1857. Largest Color Value in a Directed Graph

Problem

There is a directed graph of n colored nodes and m edges. The nodes are numbered from 0 to n - 1.

You are given a string colors where colors[i] is a lowercase English letter representing the color of the ith node in this graph (0-indexed). You are also given a 2D array edges where edges[j] = [aj, bj] indicates that there is a directed edge from node aj to node bj.

A valid path in the graph is a sequence of nodes x1 -> x2 -> x3 -> ... -> xk such that there is a directed edge from xi to xi+1 for every 1 <= i < k. The color value of the path is the number of nodes that are colored the most frequently occurring color along that path.

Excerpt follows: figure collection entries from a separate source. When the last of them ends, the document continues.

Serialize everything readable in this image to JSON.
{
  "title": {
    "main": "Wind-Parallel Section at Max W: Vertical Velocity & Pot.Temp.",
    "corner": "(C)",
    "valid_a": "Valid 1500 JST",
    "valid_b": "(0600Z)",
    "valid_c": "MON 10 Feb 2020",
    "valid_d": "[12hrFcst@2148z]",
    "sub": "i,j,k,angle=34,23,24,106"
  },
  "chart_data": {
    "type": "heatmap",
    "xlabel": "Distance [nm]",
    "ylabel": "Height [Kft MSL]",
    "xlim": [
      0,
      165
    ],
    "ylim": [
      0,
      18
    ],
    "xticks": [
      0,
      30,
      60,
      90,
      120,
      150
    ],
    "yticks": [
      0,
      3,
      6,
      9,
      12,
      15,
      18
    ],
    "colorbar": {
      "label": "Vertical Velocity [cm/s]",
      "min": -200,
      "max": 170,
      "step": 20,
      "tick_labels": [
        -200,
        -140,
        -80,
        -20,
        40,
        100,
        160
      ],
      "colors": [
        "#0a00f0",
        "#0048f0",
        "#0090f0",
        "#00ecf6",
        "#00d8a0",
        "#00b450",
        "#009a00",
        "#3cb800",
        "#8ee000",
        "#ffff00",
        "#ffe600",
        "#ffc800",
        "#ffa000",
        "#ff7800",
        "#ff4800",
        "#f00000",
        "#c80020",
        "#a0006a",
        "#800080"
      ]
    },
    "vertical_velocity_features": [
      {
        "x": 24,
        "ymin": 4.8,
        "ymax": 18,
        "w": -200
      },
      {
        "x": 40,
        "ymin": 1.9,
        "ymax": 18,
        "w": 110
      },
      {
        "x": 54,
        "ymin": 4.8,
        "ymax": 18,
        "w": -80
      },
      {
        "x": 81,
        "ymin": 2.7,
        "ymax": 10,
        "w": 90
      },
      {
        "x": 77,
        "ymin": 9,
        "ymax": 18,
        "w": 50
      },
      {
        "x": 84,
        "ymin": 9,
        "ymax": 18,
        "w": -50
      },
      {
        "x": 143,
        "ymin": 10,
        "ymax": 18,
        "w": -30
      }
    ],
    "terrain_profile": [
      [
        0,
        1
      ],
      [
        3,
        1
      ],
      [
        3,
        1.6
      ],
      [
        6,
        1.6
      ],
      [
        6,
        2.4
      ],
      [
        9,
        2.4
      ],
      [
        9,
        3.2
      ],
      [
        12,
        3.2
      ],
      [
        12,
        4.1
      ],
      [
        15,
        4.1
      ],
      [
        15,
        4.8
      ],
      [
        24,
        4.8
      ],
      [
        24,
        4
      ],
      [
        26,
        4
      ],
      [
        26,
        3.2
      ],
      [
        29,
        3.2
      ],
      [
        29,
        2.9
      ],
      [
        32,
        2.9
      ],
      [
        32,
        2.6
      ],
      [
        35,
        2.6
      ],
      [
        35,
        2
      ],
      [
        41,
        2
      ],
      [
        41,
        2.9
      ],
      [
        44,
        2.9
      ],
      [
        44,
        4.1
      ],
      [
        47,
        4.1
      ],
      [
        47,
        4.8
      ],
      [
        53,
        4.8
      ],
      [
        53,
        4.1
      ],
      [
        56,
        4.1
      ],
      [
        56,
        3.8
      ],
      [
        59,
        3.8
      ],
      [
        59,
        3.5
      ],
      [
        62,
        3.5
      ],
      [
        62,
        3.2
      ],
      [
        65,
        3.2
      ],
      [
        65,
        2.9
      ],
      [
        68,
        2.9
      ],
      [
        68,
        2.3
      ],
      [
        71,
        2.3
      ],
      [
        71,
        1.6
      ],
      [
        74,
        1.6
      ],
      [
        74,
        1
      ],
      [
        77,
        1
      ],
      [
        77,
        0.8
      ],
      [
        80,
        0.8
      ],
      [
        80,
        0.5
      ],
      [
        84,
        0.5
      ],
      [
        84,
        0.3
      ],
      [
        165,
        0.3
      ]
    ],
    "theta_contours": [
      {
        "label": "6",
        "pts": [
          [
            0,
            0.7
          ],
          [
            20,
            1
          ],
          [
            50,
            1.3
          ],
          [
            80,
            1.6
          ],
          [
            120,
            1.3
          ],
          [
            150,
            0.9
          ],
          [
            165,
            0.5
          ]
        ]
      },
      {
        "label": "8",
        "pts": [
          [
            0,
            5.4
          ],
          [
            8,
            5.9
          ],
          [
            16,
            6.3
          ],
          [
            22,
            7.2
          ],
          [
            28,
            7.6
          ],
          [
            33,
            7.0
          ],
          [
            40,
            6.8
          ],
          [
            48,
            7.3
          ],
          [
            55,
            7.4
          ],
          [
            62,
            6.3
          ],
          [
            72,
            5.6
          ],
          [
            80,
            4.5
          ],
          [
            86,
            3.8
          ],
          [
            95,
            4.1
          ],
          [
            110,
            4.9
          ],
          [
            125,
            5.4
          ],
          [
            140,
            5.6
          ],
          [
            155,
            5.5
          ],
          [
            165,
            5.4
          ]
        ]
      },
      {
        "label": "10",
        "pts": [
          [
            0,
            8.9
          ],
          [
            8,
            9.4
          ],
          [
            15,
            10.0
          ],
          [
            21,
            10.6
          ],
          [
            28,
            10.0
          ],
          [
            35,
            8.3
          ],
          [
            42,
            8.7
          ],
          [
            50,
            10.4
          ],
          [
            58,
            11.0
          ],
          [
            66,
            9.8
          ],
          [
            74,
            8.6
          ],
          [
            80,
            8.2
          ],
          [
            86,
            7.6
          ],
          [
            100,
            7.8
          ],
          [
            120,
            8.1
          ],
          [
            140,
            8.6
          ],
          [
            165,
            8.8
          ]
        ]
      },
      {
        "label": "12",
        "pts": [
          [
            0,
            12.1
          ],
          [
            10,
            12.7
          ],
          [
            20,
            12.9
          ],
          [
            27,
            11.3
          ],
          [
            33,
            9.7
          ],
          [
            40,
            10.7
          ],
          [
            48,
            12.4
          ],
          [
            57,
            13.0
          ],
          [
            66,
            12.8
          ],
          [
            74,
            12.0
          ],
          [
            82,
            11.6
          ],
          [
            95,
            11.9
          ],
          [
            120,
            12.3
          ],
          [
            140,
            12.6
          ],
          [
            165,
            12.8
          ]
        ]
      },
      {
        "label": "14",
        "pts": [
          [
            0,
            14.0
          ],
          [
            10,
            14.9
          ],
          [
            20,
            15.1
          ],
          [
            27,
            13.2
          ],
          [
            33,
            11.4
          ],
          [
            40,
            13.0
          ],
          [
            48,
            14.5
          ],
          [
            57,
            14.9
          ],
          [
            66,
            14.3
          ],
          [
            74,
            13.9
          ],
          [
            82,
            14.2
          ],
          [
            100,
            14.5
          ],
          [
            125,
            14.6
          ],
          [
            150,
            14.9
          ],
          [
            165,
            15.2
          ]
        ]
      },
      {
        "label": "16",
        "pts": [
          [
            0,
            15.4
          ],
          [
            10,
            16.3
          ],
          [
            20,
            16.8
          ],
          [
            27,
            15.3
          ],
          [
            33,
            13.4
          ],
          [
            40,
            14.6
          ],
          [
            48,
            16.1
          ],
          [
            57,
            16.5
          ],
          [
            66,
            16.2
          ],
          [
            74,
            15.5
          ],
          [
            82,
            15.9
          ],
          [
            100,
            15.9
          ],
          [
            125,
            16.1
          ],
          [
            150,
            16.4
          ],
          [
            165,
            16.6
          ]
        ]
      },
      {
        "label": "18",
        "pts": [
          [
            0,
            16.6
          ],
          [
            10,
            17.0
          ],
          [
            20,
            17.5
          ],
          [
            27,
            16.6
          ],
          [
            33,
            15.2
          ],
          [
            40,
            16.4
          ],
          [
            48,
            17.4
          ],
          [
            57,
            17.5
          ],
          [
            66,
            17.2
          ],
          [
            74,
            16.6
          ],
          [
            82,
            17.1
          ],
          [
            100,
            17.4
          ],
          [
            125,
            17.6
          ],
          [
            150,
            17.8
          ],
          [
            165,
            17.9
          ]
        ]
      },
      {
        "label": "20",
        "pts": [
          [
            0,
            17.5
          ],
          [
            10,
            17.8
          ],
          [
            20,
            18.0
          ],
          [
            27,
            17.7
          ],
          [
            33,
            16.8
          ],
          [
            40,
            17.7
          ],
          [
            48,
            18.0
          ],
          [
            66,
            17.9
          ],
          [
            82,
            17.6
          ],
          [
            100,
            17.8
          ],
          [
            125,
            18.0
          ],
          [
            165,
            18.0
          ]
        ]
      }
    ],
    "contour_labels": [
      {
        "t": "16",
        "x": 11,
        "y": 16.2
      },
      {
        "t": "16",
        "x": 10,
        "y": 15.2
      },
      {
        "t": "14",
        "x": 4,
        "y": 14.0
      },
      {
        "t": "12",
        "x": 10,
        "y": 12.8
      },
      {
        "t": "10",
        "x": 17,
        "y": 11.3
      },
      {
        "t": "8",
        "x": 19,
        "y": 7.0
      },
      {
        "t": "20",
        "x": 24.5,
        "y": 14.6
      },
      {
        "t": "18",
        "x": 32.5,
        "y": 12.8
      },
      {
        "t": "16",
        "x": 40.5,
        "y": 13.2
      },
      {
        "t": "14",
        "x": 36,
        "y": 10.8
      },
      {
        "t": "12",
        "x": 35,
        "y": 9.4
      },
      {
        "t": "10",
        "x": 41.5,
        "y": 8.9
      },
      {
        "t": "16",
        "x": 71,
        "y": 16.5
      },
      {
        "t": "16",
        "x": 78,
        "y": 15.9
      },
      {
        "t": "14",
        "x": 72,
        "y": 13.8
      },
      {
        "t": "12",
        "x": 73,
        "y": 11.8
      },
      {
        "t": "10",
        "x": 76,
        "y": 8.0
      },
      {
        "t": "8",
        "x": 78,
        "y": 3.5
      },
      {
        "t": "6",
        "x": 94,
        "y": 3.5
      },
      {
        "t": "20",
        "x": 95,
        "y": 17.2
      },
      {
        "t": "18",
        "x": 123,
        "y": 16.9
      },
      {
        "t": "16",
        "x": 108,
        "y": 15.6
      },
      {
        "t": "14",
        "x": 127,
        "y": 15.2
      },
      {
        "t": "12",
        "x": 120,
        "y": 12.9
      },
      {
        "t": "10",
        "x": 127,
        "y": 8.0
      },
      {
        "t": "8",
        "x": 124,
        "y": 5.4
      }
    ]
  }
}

Return **the *largest color value* of any valid path in the given graph, or -1 if the graph contains a cycle**.

  Example 1:

Input: colors = "abaca", edges = [[0,1],[0,2],[2,3],[3,4]]
Output: 3
Explanation: The path 0 -> 2 -> 3 -> 4 contains 3 nodes that are colored "a" (red in the above image).

Example 2:

Input: colors = "a", edges = [[0,0]]
Output: -1
Explanation: There is a cycle from 0 to 0.

  Constraints:

• n == colors.length

• m == edges.length

• 1 <= n <= 10^5

• 0 <= m <= 10^5

• colors consists of lowercase English letters.

• 0 <= aj, bj&nbsp;< n

Solution

class Solution {
    public int largestPathValue(String colors, int[][] edges) {
        int len = colors.length();
        List<Integer>[] graph = buildGraph(len, edges);
        int[] frequencies = new int[26];
        HashMap<Integer, int[]> calculatedFrequencies = new HashMap<>();
        int[] status = new int[len];
        for (int i = 0; i < len; i++) {
            if (status[i] != 0) {
                continue;
            }
            int[] localMax = runDFS(graph, i, calculatedFrequencies, status, colors);
            if (localMax[26] == -1) {
                Arrays.fill(frequencies, -1);
                break;
            } else {
                for (int color = 0; color < 26; color++) {
                    frequencies[color] = Math.max(frequencies[color], localMax[color]);
                }
            }
        }
        int max = Integer.MIN_VALUE;
        for (int freq : frequencies) {
            max = Math.max(max, freq);
        }
        return max;
    }

    private int[] runDFS(
            List<Integer>[] graph,
            int node,
            HashMap<Integer, int[]> calculatedFrequencies,
            int[] status,
            String colors) {
        if (calculatedFrequencies.containsKey(node)) {
            return calculatedFrequencies.get(node);
        }
        int[] frequencies = new int[27];
        if (status[node] == 1) {
            frequencies[26] = -1;
            return frequencies;
        }
        status[node] = 1;
        for (int neighbour : graph[node]) {
            int[] localMax = runDFS(graph, neighbour, calculatedFrequencies, status, colors);
            if (localMax[26] == -1) {
                return localMax;
            }
            for (int i = 0; i < 26; i++) {
                frequencies[i] = Math.max(frequencies[i], localMax[i]);
            }
        }
        status[node] = 2;
        int color = colors.charAt(node) - 'a';
        frequencies[color]++;
        calculatedFrequencies.put(node, frequencies);
        return frequencies;
    }

    private List<Integer>[] buildGraph(int n, int[][] edges) {
        List<Integer>[] graph = new ArrayList[n];
        for (int i = 0; i < n; i++) {
            graph[i] = new ArrayList<>();
        }
        for (int[] edge : edges) {
            graph[edge[0]].add(edge[1]);
        }
        return graph;
    }
}

Explain:

nope.

Complexity:

• Time complexity : O(n).
• Space complexity : O(n).